Neither El Paso County nor state health officials have publicly announced the death of a 13-year-old Colorado resident due to the coronavirus, The Denver Post reported. If confirmed, Figi would be the youngest person to die in Colorado in connection with COVID-19, the newspaper reported.

Figi suffered from Dravet syndrome, a rare form of epilepsy that caused her to have violent seizures, KDVR reported. Her use of cannabis oil to treat the seizures helped curb them, the television station reported.

Figi had been suffering from seizures since she was 3 months old and pharmaceutical treatments had been ineffective, The Colorado Sun reported. When Figi was 5, her mother, Paige Figi, gave her cannabidiol, the compound in cannabis commonly known as CBD, the Post reported.

The CBD strain of cannabis that helped Charlotte Figi was named Charlotte’s Web in her honor, according to the Sun.

Paige Figi and the founders of the Charlotte’s Web product became advocates for legalizing CBD, the newspaper reported. The Charlotte’s Web Medical Hemp Act was passed by Congress in 2014.

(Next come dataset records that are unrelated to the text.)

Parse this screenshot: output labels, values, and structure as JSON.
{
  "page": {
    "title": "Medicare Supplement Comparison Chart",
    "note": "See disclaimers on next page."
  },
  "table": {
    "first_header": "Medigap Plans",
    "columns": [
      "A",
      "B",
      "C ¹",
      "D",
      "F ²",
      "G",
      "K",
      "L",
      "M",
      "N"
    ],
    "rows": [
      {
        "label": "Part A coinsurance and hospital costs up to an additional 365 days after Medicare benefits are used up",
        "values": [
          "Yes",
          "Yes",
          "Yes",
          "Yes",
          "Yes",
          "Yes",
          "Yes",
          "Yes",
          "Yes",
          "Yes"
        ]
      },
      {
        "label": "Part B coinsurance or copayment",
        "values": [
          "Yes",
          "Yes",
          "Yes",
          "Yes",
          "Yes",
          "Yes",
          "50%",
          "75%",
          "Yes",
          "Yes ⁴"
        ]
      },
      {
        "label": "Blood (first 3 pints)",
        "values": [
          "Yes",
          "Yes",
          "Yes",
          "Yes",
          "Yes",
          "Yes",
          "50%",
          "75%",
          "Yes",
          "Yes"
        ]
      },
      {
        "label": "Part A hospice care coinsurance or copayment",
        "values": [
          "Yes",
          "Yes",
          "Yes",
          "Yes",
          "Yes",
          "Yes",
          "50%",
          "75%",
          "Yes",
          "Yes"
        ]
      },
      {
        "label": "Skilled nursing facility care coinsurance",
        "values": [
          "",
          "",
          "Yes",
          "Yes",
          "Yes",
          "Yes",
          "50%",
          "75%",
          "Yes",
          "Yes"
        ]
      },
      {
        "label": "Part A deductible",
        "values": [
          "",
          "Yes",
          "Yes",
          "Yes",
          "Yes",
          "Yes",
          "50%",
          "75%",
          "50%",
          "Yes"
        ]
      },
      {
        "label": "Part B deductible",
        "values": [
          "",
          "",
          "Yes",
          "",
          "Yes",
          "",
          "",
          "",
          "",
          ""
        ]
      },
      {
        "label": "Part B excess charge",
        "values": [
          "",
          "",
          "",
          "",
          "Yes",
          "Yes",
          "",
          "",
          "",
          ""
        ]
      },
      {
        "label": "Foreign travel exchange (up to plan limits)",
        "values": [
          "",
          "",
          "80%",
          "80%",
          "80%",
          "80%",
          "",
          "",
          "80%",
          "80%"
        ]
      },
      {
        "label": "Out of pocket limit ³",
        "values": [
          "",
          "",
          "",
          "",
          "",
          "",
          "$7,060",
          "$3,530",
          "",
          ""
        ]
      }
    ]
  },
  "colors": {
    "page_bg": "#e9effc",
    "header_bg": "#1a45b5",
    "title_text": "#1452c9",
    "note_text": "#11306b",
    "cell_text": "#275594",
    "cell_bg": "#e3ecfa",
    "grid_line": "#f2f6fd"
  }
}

“Your work is done Charlotte, the world is changed, and you can now rest knowing that you leave the world a better place,” the Realm of Caring Foundation wrote on Instagram.

In a Facebook post, the Charlotte’s Web team eulogized Charlotte.

“What began as her story, became the shared story of hundreds of thousands, and the inspiration of many millions more in the journey of their betterment,” the team wrote. “Charlotte was and will be, the heartbeat of our passion, and the conviction that the dignity and health of a human being is their right.”